At normal temperatures the phenotype is not apparent, which is probably why the defect has survived. “Obviously, having this repeat is detrimental to the plant, so if it experiences hot temperatures, evolutionarily it should have been removed,” Balasubramanian says.

“The fact that it remains tells you that it is unlikely to have experienced those hot temperatures. [Artificially] providing those different conditions means you can reveal hidden genetic variation and figure out additional variation that leads to phenotypic differences that might be helpful in some conditions and not so helpful in others.”

Triplet repeat expansions can be very unhelpful indeed. In humans, they are the cause of a range of disorders such as Huntington’s disease, Friedreich’s ataxia and Fragile X syndrome.

These conditions are very difficult to study at a molecular level, which is why Balasubramanian and his colleagues believe the Arabidopsis finding may prove it to be a model organism to study not just triplet repeat disorders but genetic anticipation – in which severity increases with each generation, as is seen in Huntington’s – as well.

In humans, triplet repeat expansion disorders come in two main forms: Disorders where expansions result in poly amino acid stretches (typically polyglutamine or in some cases polyalanine) like Huntington’s and a variety of spinocerebellar ataxias, and disorders where there is no change in amino acids, like Fragile X, Fragile XE mental retardation and Friedreich’s ataxia.

In the former, the expansions occur in the exons of CAG or GCN codons, leading to changes in levels of the amino acid glutamine or alanine. Typically, there need to be 60 or more trinucleotide repeats to give rise to disease.

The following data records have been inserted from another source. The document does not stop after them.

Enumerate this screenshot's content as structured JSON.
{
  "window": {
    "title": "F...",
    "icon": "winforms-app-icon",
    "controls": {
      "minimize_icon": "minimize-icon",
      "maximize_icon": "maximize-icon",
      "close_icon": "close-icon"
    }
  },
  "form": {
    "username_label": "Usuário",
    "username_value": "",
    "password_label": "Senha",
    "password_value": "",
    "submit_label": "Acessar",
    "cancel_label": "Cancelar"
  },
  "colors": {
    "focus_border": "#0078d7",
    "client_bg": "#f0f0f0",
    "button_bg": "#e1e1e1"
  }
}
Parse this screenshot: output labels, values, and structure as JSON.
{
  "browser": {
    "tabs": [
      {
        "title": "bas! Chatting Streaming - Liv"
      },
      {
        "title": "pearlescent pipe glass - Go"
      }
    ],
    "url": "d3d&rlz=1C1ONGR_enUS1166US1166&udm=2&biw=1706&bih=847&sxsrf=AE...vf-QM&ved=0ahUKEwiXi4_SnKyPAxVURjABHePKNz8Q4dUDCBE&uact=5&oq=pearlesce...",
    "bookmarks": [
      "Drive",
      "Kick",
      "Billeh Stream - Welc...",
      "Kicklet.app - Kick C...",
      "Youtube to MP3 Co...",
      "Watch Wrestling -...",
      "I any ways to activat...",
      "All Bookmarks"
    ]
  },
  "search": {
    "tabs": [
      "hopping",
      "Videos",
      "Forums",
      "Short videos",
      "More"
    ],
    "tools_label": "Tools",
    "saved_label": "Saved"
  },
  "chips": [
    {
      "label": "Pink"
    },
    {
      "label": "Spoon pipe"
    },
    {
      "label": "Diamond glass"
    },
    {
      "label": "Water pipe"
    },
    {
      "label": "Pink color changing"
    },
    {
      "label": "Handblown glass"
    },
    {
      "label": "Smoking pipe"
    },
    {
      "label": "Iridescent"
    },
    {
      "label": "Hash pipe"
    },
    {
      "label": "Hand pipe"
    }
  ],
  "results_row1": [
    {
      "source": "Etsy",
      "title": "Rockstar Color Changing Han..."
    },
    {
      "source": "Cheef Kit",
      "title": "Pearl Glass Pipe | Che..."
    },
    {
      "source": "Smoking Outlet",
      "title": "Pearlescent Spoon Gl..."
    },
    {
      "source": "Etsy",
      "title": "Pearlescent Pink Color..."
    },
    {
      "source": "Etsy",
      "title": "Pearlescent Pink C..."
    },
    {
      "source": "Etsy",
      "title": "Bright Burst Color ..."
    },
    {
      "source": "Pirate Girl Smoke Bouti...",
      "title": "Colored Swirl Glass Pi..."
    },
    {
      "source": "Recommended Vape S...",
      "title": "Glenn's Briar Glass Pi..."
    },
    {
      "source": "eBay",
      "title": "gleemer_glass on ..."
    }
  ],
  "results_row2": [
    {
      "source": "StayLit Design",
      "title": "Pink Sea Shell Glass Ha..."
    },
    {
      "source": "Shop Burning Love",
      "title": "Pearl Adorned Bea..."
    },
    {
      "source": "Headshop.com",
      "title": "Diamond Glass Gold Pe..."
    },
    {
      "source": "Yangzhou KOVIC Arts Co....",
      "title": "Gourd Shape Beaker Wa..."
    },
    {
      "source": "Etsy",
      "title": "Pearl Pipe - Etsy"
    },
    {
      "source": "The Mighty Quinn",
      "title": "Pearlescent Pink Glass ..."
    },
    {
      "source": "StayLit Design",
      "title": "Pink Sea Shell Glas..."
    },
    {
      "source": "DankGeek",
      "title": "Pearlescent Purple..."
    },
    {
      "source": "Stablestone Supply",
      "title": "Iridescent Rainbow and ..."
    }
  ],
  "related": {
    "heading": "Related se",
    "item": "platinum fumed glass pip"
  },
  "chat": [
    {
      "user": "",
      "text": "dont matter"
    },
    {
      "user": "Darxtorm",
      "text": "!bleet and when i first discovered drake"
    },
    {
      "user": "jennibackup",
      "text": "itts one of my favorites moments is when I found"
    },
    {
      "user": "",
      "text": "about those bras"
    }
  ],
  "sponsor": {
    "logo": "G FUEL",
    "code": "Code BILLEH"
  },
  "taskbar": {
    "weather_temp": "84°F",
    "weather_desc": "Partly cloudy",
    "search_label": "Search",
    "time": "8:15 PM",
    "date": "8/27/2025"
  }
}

In the latter, the repeats occur in the non-coding regions, and in these cases the expansion is massive. It is thought that these expansions interfere with the work of DNA polymerase, leading to a reduction in transcripts, which leads to a reduction in protein and hence giving rise to disease.

The triplet repeat expansion Balasubramanian and colleagues have found in Bur-0 is one of these latter varieties, which is helpful. “Because these expansions are so massive, it’s difficult to engineer them genetically to study,” he says.

“With the polyglutamine disorders like Huntington’s, people have been able to replicate the genomic instability, for example at Nancy Bonini’s lab [at the University of Pennsylvania], where they published a paper in Science a couple of years ago showing that you can mimic a similar situation by transgenesis, as far as the coding region disorders are concerned.

“But the massive ones are almost impossible to engineer – it basically gets very difficult and unstable. So in the absence of other systems, we feel that this one provides a very nice tool for study. The plants can be grown in three months.”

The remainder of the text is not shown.